Particularly interested in hormones, I thought the article looked promising. I wanted to hear more about the science of the complex interrelationship between mood and hormones. It's one that's been blown out of proportion in popular culture (this SNL commercial for a once a year period is hilarious though).
The gist of the piece is that, in contrast to historical thinking, women actually do exhibit signs of what menstrual stage they're in - subtle indications to the male population. Also, depending on that stage, women prefer different types of men. When she's ovulating - a more masculine man that implies "healthy" DNA. After ovulation - a less masculine man who will be more likely to help care for the child. Alright.
I was not happy with the introduction of the piece:
But let's skip to the part that left me gaping - really saying "Are you kidding me?!"
The lead up is that birth control puts women in a false state of pregnancy, inhibiting her body from releasing another egg.

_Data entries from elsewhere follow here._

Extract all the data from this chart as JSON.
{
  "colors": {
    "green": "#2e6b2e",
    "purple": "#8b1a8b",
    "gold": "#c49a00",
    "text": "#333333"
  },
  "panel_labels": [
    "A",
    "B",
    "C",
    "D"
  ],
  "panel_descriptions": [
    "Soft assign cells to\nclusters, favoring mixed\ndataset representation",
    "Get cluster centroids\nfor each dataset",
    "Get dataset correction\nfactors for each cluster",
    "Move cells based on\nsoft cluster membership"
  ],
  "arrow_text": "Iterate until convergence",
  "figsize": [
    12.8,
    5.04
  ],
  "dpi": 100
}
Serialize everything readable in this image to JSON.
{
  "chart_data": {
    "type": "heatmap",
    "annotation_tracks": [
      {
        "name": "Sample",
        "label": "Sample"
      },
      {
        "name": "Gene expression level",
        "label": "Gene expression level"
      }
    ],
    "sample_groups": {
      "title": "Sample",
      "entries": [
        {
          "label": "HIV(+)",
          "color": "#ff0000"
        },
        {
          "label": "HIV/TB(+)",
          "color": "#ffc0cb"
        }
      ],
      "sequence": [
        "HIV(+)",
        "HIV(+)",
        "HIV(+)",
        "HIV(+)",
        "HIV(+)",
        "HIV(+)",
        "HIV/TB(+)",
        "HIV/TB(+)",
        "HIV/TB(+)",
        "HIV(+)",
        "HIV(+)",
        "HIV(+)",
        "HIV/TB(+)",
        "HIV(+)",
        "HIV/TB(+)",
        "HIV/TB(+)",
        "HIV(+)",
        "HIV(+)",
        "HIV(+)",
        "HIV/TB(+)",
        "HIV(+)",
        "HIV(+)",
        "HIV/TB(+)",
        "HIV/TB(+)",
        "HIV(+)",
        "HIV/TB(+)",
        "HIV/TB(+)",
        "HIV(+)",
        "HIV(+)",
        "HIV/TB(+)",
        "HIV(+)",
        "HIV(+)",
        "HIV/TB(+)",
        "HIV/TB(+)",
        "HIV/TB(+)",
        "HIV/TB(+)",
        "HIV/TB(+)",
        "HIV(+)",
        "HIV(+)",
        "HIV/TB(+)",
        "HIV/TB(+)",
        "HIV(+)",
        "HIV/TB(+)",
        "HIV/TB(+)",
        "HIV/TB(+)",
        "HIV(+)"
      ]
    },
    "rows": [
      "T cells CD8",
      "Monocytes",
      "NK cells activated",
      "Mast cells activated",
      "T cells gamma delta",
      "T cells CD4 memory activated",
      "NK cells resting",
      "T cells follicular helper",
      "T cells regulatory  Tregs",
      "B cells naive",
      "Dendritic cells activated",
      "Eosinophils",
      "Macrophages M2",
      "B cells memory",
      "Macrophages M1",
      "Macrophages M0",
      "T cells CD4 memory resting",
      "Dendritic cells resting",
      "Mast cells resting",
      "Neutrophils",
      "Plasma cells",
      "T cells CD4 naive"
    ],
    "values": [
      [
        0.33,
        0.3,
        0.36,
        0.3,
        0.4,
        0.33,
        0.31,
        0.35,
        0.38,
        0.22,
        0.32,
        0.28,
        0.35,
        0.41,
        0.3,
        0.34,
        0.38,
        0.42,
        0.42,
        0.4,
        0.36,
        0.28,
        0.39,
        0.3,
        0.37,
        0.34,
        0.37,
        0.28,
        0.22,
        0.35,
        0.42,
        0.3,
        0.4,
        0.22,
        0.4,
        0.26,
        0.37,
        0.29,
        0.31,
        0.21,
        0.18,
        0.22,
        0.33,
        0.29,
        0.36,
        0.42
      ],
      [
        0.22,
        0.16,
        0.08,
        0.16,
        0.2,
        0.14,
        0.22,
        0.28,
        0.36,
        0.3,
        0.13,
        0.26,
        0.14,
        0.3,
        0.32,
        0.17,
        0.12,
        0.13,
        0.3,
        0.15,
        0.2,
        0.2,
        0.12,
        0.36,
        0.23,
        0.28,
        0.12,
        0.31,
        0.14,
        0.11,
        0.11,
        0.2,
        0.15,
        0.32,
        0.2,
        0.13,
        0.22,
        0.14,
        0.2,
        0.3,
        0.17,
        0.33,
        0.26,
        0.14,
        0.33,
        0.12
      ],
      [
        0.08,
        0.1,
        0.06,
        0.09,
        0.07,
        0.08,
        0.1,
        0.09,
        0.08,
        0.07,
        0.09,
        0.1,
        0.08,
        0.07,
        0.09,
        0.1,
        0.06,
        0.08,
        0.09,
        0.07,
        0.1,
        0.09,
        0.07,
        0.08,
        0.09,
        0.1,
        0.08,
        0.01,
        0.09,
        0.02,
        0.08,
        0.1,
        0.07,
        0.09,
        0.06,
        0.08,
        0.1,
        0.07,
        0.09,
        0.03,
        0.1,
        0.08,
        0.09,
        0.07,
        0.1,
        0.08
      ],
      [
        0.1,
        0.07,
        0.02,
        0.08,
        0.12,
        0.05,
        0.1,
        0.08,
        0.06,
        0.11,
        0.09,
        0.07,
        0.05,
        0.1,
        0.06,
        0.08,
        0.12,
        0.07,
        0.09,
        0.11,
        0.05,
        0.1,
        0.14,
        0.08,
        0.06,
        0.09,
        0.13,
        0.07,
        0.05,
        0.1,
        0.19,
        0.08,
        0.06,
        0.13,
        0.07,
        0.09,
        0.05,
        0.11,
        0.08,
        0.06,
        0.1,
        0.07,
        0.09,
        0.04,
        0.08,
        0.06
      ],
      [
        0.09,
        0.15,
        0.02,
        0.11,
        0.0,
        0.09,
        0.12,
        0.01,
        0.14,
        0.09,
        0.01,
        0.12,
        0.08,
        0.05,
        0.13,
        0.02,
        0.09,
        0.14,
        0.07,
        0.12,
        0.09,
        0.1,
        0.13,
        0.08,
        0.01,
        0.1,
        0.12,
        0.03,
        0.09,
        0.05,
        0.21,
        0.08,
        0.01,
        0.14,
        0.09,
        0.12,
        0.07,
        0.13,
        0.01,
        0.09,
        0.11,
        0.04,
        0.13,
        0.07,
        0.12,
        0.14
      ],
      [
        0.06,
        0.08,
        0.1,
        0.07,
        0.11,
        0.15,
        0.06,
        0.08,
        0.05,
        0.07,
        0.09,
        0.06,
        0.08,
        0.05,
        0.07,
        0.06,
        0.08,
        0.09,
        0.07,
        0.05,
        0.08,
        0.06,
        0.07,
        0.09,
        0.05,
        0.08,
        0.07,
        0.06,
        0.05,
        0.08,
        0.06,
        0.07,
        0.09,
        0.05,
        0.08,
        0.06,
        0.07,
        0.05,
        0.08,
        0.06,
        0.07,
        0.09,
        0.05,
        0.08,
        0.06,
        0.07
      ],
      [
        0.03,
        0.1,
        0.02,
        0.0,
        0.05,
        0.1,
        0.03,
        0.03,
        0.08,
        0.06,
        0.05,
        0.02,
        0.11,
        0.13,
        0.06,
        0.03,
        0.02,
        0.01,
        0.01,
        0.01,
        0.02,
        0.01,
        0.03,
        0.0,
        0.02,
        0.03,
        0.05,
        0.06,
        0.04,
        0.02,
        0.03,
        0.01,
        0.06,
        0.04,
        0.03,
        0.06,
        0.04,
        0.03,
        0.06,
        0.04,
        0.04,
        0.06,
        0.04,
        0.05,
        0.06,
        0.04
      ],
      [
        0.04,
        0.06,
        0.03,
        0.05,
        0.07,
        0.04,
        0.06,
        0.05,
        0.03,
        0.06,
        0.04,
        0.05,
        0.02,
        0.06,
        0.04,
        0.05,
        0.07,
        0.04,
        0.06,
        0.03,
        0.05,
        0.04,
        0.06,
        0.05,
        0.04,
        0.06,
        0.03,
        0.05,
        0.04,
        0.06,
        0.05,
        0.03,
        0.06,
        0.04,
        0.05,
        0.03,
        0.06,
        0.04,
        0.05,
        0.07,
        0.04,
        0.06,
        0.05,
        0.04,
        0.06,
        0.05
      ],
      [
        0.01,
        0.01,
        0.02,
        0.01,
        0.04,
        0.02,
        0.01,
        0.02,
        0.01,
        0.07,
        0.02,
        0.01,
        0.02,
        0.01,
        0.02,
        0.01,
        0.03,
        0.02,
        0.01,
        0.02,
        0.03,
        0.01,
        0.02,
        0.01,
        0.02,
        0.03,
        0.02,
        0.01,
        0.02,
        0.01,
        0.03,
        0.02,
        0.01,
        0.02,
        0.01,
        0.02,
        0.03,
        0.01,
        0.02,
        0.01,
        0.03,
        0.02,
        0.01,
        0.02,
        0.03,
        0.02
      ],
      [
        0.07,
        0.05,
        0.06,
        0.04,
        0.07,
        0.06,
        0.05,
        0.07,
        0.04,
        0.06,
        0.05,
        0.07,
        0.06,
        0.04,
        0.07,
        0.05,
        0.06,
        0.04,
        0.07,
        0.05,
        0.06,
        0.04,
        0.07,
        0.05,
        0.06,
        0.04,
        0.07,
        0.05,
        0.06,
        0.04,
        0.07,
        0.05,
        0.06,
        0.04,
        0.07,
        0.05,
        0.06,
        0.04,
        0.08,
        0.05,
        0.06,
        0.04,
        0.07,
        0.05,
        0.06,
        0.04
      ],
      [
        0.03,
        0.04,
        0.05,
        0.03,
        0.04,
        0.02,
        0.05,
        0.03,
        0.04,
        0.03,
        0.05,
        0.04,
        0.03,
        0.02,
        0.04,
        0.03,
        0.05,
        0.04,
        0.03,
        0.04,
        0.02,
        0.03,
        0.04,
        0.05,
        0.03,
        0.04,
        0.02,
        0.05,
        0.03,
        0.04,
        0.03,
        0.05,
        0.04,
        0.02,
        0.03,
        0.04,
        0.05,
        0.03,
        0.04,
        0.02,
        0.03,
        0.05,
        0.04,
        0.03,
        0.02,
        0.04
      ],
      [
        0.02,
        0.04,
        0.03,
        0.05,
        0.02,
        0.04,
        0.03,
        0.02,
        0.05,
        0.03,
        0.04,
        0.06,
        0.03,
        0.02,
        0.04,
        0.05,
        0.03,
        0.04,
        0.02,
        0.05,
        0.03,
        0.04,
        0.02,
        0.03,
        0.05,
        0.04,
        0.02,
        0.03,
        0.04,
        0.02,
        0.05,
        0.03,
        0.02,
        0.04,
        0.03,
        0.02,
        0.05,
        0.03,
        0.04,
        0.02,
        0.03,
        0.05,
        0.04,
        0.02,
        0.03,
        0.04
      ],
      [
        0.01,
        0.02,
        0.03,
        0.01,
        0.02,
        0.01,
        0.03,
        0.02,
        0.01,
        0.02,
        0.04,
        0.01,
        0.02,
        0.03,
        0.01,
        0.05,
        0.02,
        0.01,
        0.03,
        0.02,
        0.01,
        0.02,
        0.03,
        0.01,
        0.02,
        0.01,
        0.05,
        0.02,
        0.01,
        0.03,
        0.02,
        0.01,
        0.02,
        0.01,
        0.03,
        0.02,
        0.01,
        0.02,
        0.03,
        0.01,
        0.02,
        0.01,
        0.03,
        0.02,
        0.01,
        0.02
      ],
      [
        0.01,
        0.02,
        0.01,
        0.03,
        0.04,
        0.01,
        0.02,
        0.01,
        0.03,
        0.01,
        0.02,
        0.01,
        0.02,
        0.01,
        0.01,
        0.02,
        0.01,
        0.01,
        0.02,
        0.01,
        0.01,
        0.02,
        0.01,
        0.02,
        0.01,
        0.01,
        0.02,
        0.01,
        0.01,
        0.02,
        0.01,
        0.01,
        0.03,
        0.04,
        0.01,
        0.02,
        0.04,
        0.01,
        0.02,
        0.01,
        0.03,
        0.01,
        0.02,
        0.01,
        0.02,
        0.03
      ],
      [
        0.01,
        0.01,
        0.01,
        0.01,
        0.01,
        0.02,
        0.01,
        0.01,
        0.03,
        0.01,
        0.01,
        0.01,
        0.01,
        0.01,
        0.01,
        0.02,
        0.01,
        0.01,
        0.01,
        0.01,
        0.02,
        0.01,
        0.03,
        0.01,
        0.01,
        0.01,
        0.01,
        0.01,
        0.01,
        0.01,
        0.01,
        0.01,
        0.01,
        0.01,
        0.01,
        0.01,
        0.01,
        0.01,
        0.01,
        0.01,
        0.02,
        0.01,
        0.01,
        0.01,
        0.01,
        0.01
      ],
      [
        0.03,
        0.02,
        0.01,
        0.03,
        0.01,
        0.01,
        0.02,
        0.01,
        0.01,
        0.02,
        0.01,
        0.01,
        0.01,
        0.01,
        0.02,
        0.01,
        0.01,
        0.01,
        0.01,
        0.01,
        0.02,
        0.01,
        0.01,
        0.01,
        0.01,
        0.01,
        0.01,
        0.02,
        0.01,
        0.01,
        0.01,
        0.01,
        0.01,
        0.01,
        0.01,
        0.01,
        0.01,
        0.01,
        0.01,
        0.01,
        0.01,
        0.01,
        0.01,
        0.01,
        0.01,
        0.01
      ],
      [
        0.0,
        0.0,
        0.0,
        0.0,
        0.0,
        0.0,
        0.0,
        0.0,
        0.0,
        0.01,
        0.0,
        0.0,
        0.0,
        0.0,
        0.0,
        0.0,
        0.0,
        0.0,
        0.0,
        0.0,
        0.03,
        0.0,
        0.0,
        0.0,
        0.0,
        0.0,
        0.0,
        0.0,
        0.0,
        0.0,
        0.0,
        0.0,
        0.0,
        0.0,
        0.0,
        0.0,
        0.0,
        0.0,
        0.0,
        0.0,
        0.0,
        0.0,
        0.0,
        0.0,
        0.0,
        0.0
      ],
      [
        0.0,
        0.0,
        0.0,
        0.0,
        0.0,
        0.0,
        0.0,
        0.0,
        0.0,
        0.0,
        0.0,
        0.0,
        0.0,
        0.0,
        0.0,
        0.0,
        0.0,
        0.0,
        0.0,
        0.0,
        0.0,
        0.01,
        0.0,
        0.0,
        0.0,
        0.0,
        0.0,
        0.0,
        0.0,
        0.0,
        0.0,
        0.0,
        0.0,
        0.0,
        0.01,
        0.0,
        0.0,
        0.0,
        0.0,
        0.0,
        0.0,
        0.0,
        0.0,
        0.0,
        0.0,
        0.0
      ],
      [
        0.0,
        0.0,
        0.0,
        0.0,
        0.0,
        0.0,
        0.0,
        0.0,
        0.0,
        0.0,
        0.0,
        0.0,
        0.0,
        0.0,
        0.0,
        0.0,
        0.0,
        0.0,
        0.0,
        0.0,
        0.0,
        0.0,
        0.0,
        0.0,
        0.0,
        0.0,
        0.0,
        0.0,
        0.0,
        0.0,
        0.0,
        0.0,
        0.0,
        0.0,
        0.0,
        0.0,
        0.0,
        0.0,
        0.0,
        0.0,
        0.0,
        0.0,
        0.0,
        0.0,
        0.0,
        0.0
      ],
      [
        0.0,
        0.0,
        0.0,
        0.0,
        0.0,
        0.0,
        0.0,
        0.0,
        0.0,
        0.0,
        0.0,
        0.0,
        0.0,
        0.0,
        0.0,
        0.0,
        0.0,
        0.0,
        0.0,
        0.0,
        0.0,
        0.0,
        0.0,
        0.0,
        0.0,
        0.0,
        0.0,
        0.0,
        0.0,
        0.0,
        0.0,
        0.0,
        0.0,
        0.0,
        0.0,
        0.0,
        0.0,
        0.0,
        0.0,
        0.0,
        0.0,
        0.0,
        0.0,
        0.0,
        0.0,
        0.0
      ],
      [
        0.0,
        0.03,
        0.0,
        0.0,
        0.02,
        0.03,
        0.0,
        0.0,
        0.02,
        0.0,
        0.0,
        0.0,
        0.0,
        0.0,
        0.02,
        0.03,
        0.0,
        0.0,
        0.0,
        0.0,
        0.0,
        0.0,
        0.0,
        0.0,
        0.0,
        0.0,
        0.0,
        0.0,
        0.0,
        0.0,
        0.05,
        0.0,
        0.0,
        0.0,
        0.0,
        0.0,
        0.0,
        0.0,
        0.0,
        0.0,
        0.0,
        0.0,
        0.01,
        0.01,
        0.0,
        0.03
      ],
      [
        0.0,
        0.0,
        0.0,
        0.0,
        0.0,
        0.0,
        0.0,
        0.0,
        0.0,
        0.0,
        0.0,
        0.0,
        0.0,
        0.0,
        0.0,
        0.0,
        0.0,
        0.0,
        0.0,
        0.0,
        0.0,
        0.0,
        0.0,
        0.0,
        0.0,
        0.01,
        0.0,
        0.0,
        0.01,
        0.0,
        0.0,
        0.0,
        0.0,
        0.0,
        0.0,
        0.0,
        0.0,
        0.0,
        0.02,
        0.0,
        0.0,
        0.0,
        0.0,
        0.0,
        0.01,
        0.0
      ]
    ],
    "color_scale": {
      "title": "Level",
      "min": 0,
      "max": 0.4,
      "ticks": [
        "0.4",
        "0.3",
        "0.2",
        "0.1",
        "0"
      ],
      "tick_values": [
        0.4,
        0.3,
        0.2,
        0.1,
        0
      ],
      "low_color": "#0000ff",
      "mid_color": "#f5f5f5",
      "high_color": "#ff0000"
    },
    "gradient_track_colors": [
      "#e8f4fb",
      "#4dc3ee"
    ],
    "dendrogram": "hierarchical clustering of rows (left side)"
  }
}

However, since a woman is "more attractive" when she's in estrus, being on birth control puts her at a disadvantage in the game of love. (Can you see where this is going...?)
Here's the culprit of my cringe:
By the same token, says Gallup, if you're in a line of work in which your income depends on snap evaluations by others—a waitress, say, or a lap dancer—taking birth control pills "is like shooting yourself in the foot," since you miss out on the bountiful tips garnered by women in estrus. (bold mine)
She cites studies that show that ovulating women make more in these professions than those who aren't, but here's the message this particular excerpt, and the whole piece in general, seems to make: Taking birth control will make you less attractive and less rich!
I'm still struggling with how to respond. But inserting such a quote, which does more than suggest a woman shouldn't take birth control is a bad choice on the part of the writer.